Simple Random Walk on a Graph

The objective of these exercises is to study a random walk on a small graph through a combination of simulations and analysis using R. Please email your completed work as a pdf knit from your updated R markdown file, to tleise@amherst.edu.

Problem set-up

Consider the simple random walk on the graph shown below. We define a Markov chain which moves from vertex to vertex by randomly following an edge to an adjacent vertex. For example,

\[\mathbb{P}\{X_{n+1}=A\,|\ X_n=D\}=1/2\] \[\mathbb{P}\{X_{n+1}=C\,|\ X_n=A\}=1/3\] \[\mathbb{P}\{X_{n+1}=B\,|\ X_n=D\}=0\]

Determine the transition matrix \(\mathbf{P}\) for this Markov chain with states \(\{A,B,C,D,E\}\).

P <- matrix(0,5,5)
rownames(P)<-c('A','B','C','D','E')
colnames(P)<-c('A','B','C','D','E')
P

##   A B C D E
## A 0 0 0 0 0
## B 0 0 0 0 0
## C 0 0 0 0 0
## D 0 0 0 0 0
## E 0 0 0 0 0

Analysis of the Markov chain

1. Calculate the invariant probability vector \(\bar{\pi}\).

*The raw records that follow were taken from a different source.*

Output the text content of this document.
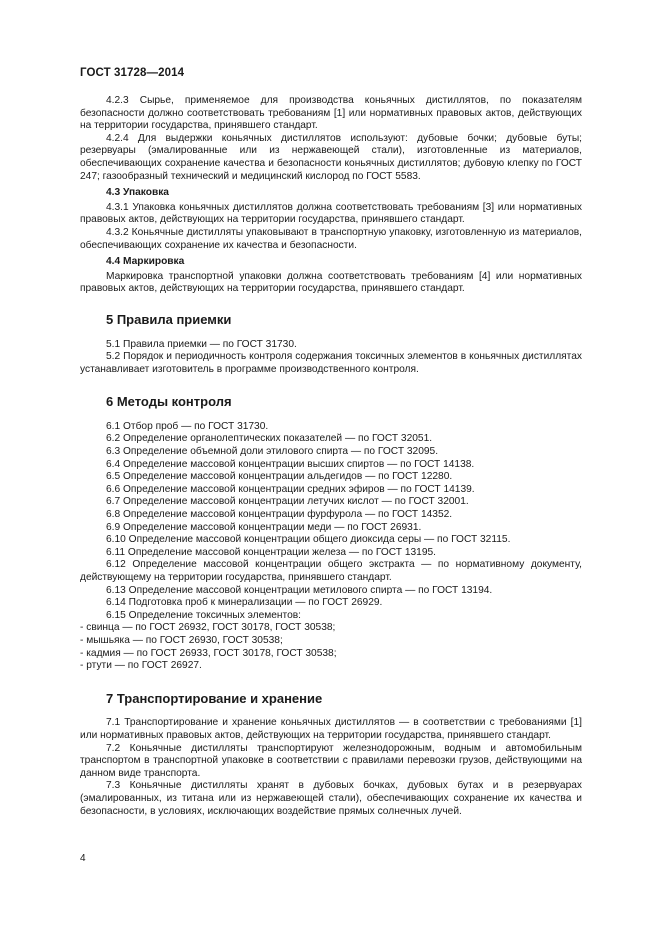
ГОСТ 31728—2014

4.2.3 Сырье, применяемое для производства коньячных дистиллятов, по показателям безопасности должно соответствовать требованиям [1] или нормативных правовых актов, действующих на территории государства, принявшего стандарт.

4.2.4 Для выдержки коньячных дистиллятов используют: дубовые бочки; дубовые буты; резервуары (эмалированные или из нержавеющей стали), изготовленные из материалов, обеспечивающих сохранение качества и безопасности коньячных дистиллятов; дубовую клепку по ГОСТ 247; газообразный технический и медицинский кислород по ГОСТ 5583.

4.3 Упаковка

4.3.1 Упаковка коньячных дистиллятов должна соответствовать требованиям [3] или нормативных правовых актов, действующих на территории государства, принявшего стандарт.

4.3.2 Коньячные дистилляты упаковывают в транспортную упаковку, изготовленную из материалов, обеспечивающих сохранение их качества и безопасности.

4.4 Маркировка

Маркировка транспортной упаковки должна соответствовать требованиям [4] или нормативных правовых актов, действующих на территории государства, принявшего стандарт.

5 Правила приемки

5.1 Правила приемки — по ГОСТ 31730.

5.2 Порядок и периодичность контроля содержания токсичных элементов в коньячных дистиллятах устанавливает изготовитель в программе производственного контроля.

6 Методы контроля

6.1 Отбор проб — по ГОСТ 31730.

6.2 Определение органолептических показателей — по ГОСТ 32051.

6.3 Определение объемной доли этилового спирта — по ГОСТ 32095.

6.4 Определение массовой концентрации высших спиртов — по ГОСТ 14138.

6.5 Определение массовой концентрации альдегидов — по ГОСТ 12280.

6.6 Определение массовой концентрации средних эфиров — по ГОСТ 14139.

6.7 Определение массовой концентрации летучих кислот — по ГОСТ 32001.

6.8 Определение массовой концентрации фурфурола — по ГОСТ 14352.

6.9 Определение массовой концентрации меди — по ГОСТ 26931.

6.10 Определение массовой концентрации общего диоксида серы — по ГОСТ 32115.

6.11 Определение массовой концентрации железа — по ГОСТ 13195.

6.12 Определение массовой концентрации общего экстракта — по нормативному документу, действующему на территории государства, принявшего стандарт.

6.13 Определение массовой концентрации метилового спирта — по ГОСТ 13194.

6.14 Подготовка проб к минерализации — по ГОСТ 26929.

6.15 Определение токсичных элементов:

- свинца — по ГОСТ 26932, ГОСТ 30178, ГОСТ 30538;

- мышьяка — по ГОСТ 26930, ГОСТ 30538;

- кадмия — по ГОСТ 26933, ГОСТ 30178, ГОСТ 30538;

- ртути — по ГОСТ 26927.

7 Транспортирование и хранение

7.1 Транспортирование и хранение коньячных дистиллятов — в соответствии с требованиями [1] или нормативных правовых актов, действующих на территории государства, принявшего стандарт.

7.2 Коньячные дистилляты транспортируют железнодорожным, водным и автомобильным транспортом в транспортной упаковке в соответствии с правилами перевозки грузов, действующими на данном виде транспорта.

7.3 Коньячные дистилляты хранят в дубовых бочках, дубовых бутах и в резервуарах (эмалированных, из титана или из нержавеющей стали), обеспечивающих сохранение их качества и безопасности, в условиях, исключающих воздействие прямых солнечных лучей.

4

In the long run, about what fraction of the time is spent at vertex \(A\)?

2. Suppose the random walk begins at vertex \(A\). What is the expected number of steps until the walk returns to \(A\)?

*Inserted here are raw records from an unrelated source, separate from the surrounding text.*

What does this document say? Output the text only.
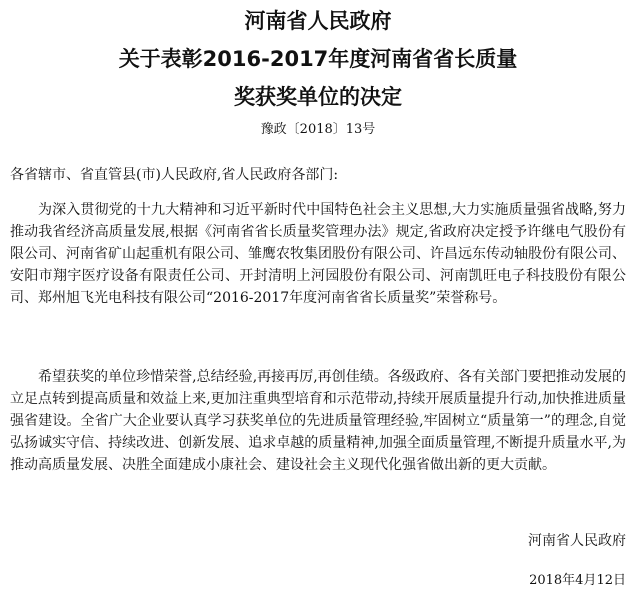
河南省人民政府
关于表彰2016-2017年度河南省省长质量
奖获奖单位的决定
豫政〔2018〕13号
各省辖市、省直管县(市)人民政府,省人民政府各部门:

为深入贯彻党的十九大精神和习近平新时代中国特色社会主义思想,大力实施质量强省战略,努力推动我省经济高质量发展,根据《河南省省长质量奖管理办法》规定,省政府决定授予许继电气股份有限公司、河南省矿山起重机有限公司、雏鹰农牧集团股份有限公司、许昌远东传动轴股份有限公司、安阳市翔宇医疗设备有限责任公司、开封清明上河园股份有限公司、河南凯旺电子科技股份有限公司、郑州旭飞光电科技有限公司“2016-2017年度河南省省长质量奖”荣誉称号。

希望获奖的单位珍惜荣誉,总结经验,再接再厉,再创佳绩。各级政府、各有关部门要把推动发展的立足点转到提高质量和效益上来,更加注重典型培育和示范带动,持续开展质量提升行动,加快推进质量强省建设。全省广大企业要认真学习获奖单位的先进质量管理经验,牢固树立“质量第一”的理念,自觉弘扬诚实守信、持续改进、创新发展、追求卓越的质量精神,加强全面质量管理,不断提升质量水平,为推动高质量发展、决胜全面建成小康社会、建设社会主义现代化强省做出新的更大贡献。

河南省人民政府
2018年4月12日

We can use simulations to generate the distribution of return times, as the expected value doesn’t tell the full story. First define a function that can randomly step from vertex to vertex:

takestep <- function(x) {
  switch(x,
         sample(c(2,3,4),1), #A
         sample(c(1,3,5),1), #B
         sample(c(1,2),1),   #C
         sample(c(1,5),1),   #D
         sample(c(2,4),1))   #E
}

Next define a function that finds the return time to a desired vertex for each simulation:

waitingtime <- function(vertex) {
  x <- vertex
  for (j in 1:10000) {
    x <- takestep(x)
    ifelse(x==vertex, return(j),-1) # takes steps until hits vertex again
    } }

Run many simulations and plot a histogram of the return times:

nsims <- 100000
sims <- matrix(0,nsims)
for (k in 1:nsims)  sims[k] <- waitingtime(1) # vertex A
hist(sims,(min(sims)-1):(max(sims)+1),freq=FALSE,
     xlab="Number of steps",xlim=c(0,20),
     main=paste("Mean first return time is",mean(sims)))

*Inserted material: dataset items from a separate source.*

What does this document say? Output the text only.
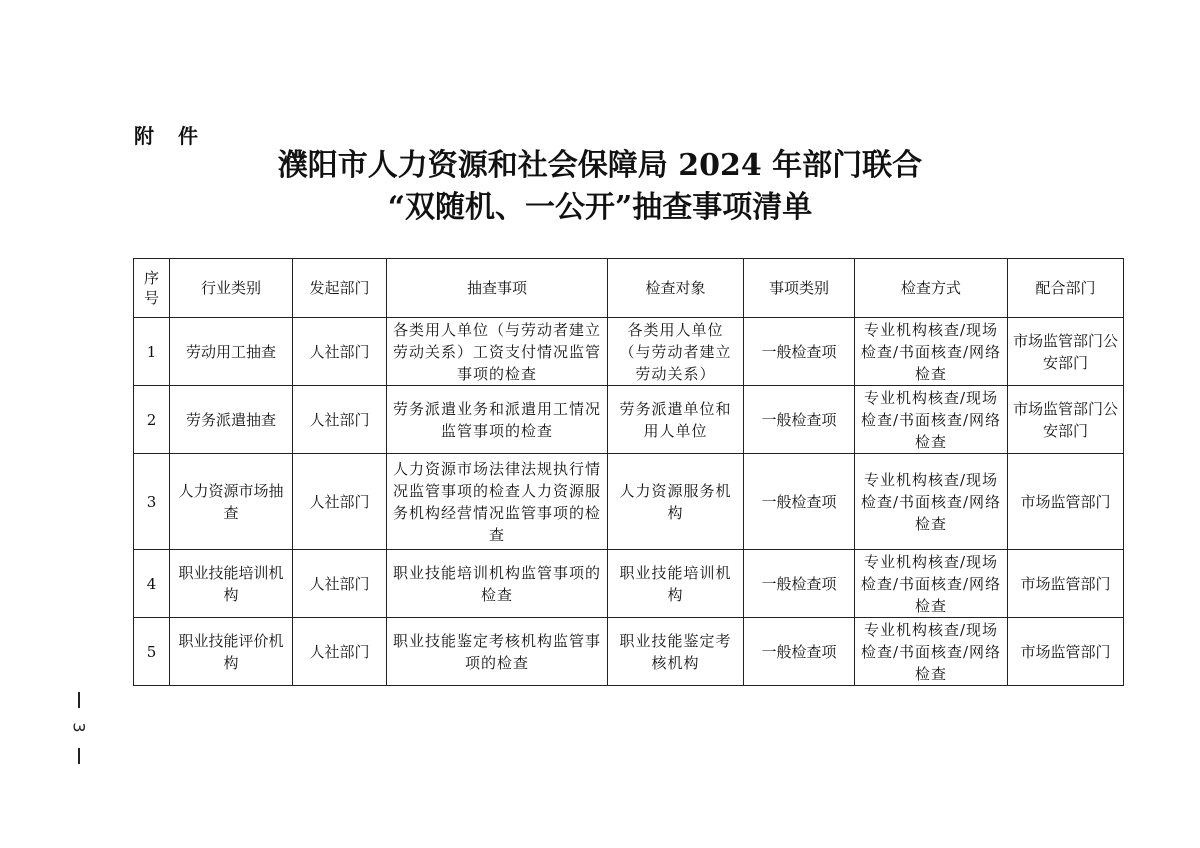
附　件
濮阳市人力资源和社会保障局 2024 年部门联合
“双随机、一公开”抽查事项清单
序号	行业类别	发起部门	抽查事项	检查对象	事项类别	检查方式	配合部门
1	劳动用工抽查	人社部门	各类用人单位（与劳动者建立劳动关系）工资支付情况监管事项的检查	各类用人单位（与劳动者建立劳动关系）	一般检查项	专业机构核查/现场检查/书面核查/网络检查	市场监管部门公安部门
2	劳务派遣抽查	人社部门	劳务派遣业务和派遣用工情况监管事项的检查	劳务派遣单位和用人单位	一般检查项	专业机构核查/现场检查/书面核查/网络检查	市场监管部门公安部门
3	人力资源市场抽查	人社部门	人力资源市场法律法规执行情况监管事项的检查人力资源服务机构经营情况监管事项的检查	人力资源服务机构	一般检查项	专业机构核查/现场检查/书面核查/网络检查	市场监管部门
4	职业技能培训机构	人社部门	职业技能培训机构监管事项的检查	职业技能培训机构	一般检查项	专业机构核查/现场检查/书面核查/网络检查	市场监管部门
5	职业技能评价机构	人社部门	职业技能鉴定考核机构监管事项的检查	职业技能鉴定考核机构	一般检查项	专业机构核查/现场检查/书面核查/网络检查	市场监管部门
3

3. Suppose the random walk begins at vertex \(C\). What is the expected number of steps until the walker reaches \(A\)? Hint: Make \(A\) an absorbing state, then calculate matrices \(\mathbf{Q}\) and \(\mathbf{M}\).

4. Suppose the random walk begins at vertex \(C\). What is the expected number of visits to B before the walker reaches \(A\)?

5. Suppose the random walk begins at vertex \(B\). What is the probability that the walker reaches \(A\) before \(C\)?